- The Washington Times - Thursday, December 21, 2006

DENVER (AP) — Thousands of travelers who got stranded at Denver International Airport trying to beat the Christmas rush experienced a second frustrating day yesterday, forging through a snowbound city to hotels or opting to bed down again in the terminal.

The nation’s fifth-busiest airport, which was shut to all flights Wednesday, wasn’t expected to reopen until noon today, creating a ripple effect that disrupted air travel around the country just as the holiday travel crush began to build.

“We can’t go home; the highway’s closed. We can’t get to the car; it’s 10 miles away. And the hotels are not cheap,” said Jodie Hartfield of Colorado Springs, who spent a sleepless night squeezed between a signboard and a phone booth with her husband and three young children.

The closure of Denver International — once touted as an “all-weather airport” — prompted cancellation of more than 2,000 flights nationwide, airline officials said.

Nearly 5,000 travelers had been stranded at the airport by the storm, which dropped as much as 25 inches of snow in the Denver area and up to 3 feet in the mountains. But by yesterday afternoon, buses and shuttles were making regular pickups, and a steady flow of people headed toward the parking lots. By nightfall, about 1,500 remained, spokesman Steve Snyder said.
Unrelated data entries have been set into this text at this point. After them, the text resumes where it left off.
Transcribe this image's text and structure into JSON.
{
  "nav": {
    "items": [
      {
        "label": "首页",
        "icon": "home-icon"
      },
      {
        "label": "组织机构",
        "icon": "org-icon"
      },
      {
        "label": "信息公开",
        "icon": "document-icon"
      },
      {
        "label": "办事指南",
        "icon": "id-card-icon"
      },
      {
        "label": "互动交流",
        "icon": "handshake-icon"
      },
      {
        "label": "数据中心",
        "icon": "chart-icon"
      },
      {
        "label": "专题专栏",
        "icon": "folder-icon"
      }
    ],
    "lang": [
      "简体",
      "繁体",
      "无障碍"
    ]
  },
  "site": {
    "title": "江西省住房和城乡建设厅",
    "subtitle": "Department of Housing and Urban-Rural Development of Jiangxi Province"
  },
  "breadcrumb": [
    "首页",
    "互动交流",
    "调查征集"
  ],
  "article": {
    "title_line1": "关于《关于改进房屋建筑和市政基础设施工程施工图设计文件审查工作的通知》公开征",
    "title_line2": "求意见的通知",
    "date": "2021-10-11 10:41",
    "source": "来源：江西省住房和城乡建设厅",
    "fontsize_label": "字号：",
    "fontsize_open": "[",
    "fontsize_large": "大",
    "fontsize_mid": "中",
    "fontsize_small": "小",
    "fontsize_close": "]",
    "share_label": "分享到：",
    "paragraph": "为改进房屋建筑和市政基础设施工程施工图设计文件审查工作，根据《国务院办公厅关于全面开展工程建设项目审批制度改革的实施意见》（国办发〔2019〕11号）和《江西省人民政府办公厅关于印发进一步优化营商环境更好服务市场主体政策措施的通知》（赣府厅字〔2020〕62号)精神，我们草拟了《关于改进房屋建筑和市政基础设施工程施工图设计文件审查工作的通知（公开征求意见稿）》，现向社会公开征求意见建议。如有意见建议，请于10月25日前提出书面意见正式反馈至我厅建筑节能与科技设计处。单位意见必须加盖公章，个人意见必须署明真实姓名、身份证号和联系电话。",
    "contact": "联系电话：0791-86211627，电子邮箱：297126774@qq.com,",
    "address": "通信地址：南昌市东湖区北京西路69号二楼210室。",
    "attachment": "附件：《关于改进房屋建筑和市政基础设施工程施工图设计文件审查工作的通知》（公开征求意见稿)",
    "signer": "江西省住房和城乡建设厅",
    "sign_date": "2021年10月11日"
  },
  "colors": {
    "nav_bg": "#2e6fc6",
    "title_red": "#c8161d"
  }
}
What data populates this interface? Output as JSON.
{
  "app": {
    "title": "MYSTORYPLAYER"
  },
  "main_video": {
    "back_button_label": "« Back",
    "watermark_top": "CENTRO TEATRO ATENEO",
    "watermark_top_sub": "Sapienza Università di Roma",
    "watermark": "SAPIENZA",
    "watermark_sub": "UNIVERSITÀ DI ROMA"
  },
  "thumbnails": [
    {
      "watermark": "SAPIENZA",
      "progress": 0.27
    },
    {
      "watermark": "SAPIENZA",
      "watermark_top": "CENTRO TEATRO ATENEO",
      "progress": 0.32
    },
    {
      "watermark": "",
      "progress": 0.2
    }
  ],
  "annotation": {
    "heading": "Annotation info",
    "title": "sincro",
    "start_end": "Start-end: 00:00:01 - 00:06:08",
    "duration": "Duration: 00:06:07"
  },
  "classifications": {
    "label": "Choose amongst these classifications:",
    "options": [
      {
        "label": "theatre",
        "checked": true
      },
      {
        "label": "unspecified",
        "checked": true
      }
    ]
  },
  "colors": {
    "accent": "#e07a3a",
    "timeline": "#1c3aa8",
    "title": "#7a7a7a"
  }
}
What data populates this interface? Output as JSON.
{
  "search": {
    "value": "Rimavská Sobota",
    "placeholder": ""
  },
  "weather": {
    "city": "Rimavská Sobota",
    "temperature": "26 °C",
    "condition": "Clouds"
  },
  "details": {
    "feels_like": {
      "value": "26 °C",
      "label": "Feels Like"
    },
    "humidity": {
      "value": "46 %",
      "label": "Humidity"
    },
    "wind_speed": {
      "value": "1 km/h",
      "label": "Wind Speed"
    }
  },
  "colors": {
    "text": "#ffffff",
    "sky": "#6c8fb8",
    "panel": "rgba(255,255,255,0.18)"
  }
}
“It feels like I’m a refugee,” said Lisa Maurer, a University of Wyoming student who was stuck at the Denver airport as she tried to make her way home to Germany. About 4,700 people hunkered down with her overnight after all flights there were canceled — more than 1,000 of them Wednesday and yesterday morning alone.

Outside, Denver’s streets were empty, and long stretches of highway in eastern Colorado were so impassable even the mail couldn’t get through. Bus and light rail service in a six-county region was suspended.

Cathy Stuart, 44, a sales representative from Dallas, spent the night on the airport’s stone floor after her flight home was canceled.

“I don’t feel bad, but I just want to get out of here,” she said.

A snowstorm also dumped up to 18 inches on New Mexico, icing roads and closing schools, and the National Weather Service warned that another storm was taking aim at New Mexico tonight.

Heavy snow also fell on southeastern Wyoming on Wednesday closing interstate highways, stranding travelers and sending government workers home early in Cheyenne.

“We have drifts up to 6 feet high in some locations, and in other areas, it is completely dry on the asphalt and concrete,” said Mike Sowko, a forecaster with the National Weather Service in Cheyenne.

Weather Service program manager Byron Louis said this was the most powerful storm to hit Colorado since March 2003.

Mail service was canceled in the eastern half of the state because mail carriers and trucks delivering mail four days before Christmas couldn’t get through.

“We don’t want to take the risk of clogging up the system just by being out there,” said Al DeSarro, a U.S. Postal Service spokesman in Denver. “We’re considering delivering on Sunday to make up for what’s sure to be a backlog of mail.”